A Day for Democracy's Faithful

I don't believe in a god, but I believe in something equally as improbable and audacious. No, not Obama, but American democracy.
This post was published on the now-closed HuffPost Contributor platform. Contributors control their own work and posted freely to our site. If you need to flag this entry as abusive, send us an email.

I don't believe in a god, but I believe in something equally as improbable and audacious. No, not Obama. American democracy.

There is no higher power, but we have our common power. No heaven, but the rich Earth. And the promise of America.

This is my faith. It saves me, as it does millions like me, in the same way religions save their devout followers.

Yet my faith, like that of many readers of HuffPost, has been shaken to its roots in the last decade.

It wasn't that the country was merely being misgoverned, or that Wall Street had run wild. It wasn't just Mission Accomplished or Abu Ghraib or Katrina or Enron or Abramoff or any one of the dozens of transgressions we all find it so easy to name.

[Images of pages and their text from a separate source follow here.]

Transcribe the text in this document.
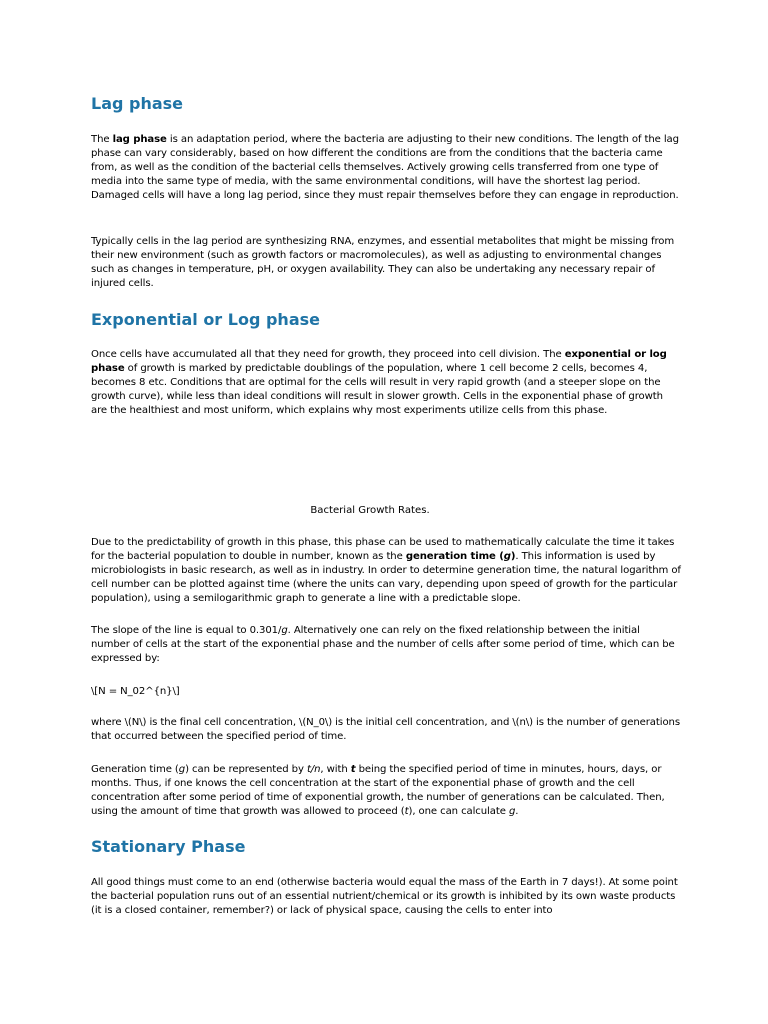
Lag phase

The lag phase is an adaptation period, where the bacteria are adjusting to their new conditions. The length of the lag phase can vary considerably, based on how different the conditions are from the conditions that the bacteria came from, as well as the condition of the bacterial cells themselves. Actively growing cells transferred from one type of media into the same type of media, with the same environmental conditions, will have the shortest lag period. Damaged cells will have a long lag period, since they must repair themselves before they can engage in reproduction.

Typically cells in the lag period are synthesizing RNA, enzymes, and essential metabolites that might be missing from their new environment (such as growth factors or macromolecules), as well as adjusting to environmental changes such as changes in temperature, pH, or oxygen availability. They can also be undertaking any necessary repair of injured cells.

Exponential or Log phase

Once cells have accumulated all that they need for growth, they proceed into cell division. The exponential or log phase of growth is marked by predictable doublings of the population, where 1 cell become 2 cells, becomes 4, becomes 8 etc. Conditions that are optimal for the cells will result in very rapid growth (and a steeper slope on the growth curve), while less than ideal conditions will result in slower growth. Cells in the exponential phase of growth are the healthiest and most uniform, which explains why most experiments utilize cells from this phase.

Bacterial Growth Rates.

Due to the predictability of growth in this phase, this phase can be used to mathematically calculate the time it takes for the bacterial population to double in number, known as the generation time (g). This information is used by microbiologists in basic research, as well as in industry. In order to determine generation time, the natural logarithm of cell number can be plotted against time (where the units can vary, depending upon speed of growth for the particular population), using a semilogarithmic graph to generate a line with a predictable slope.

The slope of the line is equal to 0.301/g. Alternatively one can rely on the fixed relationship between the initial number of cells at the start of the exponential phase and the number of cells after some period of time, which can be expressed by:

\[N = N_02^{n}\]

where \(N\) is the final cell concentration, \(N_0\) is the initial cell concentration, and \(n\) is the number of generations that occurred between the specified period of time.

Generation time (g) can be represented by t/n, with t being the specified period of time in minutes, hours, days, or months. Thus, if one knows the cell concentration at the start of the exponential phase of growth and the cell concentration after some period of time of exponential growth, the number of generations can be calculated. Then, using the amount of time that growth was allowed to proceed (t), one can calculate g.

Stationary Phase

All good things must come to an end (otherwise bacteria would equal the mass of the Earth in 7 days!). At some point the bacterial population runs out of an essential nutrient/chemical or its growth is inhibited by its own waste products (it is a closed container, remember?) or lack of physical space, causing the cells to enter into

It was more fundamental than that. It cut to our common bone. At times, it seemed as if the whole enterprise of America was creeping to a dark conclusion. Not a darkness that ends in mass destruction, but mass indifference. A blankness in the eyes. As Elie Wiesel wrote years ago: "The opposite of love is not hate, it's indifference... The opposite of life is not death, it's indifference."

As Inauguration Day so well symbolizes: to hell with indifference. A black man swearing on Lincoln's Bible to protect and defend a Constitution that didn't deem men like him worthy of citizenship. The peaceful transfer of power, as Bush and his grim legacy were helicoptered away. The soaring songs: "Air and Simple Gifts"; Aretha exhaling "From every mountainside, let freedom ring." Elizabeth Alexander: "In today's sharp sparkle, this winter air, anything can be made, any sentence begun."

One of Obama's more poetic sentences contained not so much a beginning as much as a continuation of the scripture of America:

The time has come to reaffirm our enduring spirit; to choose our better history; to carry forward that precious gift, that noble idea, passed on from generation to generation: the God-given promise that all are equal, all are free, and all deserve a chance to pursue their full measure of happiness.

Faith restored.

But as the history of our country so well proves, the promise of freedom and equality is not God-given but reaffirmed through the sweat and blood of generation after generation of democracy's devout believers.

Such devotion, such faith, only seems implausible when indifference reigns.

Now it's up to all of us to make sure the audacity of American democracy continues to overcome such indifference.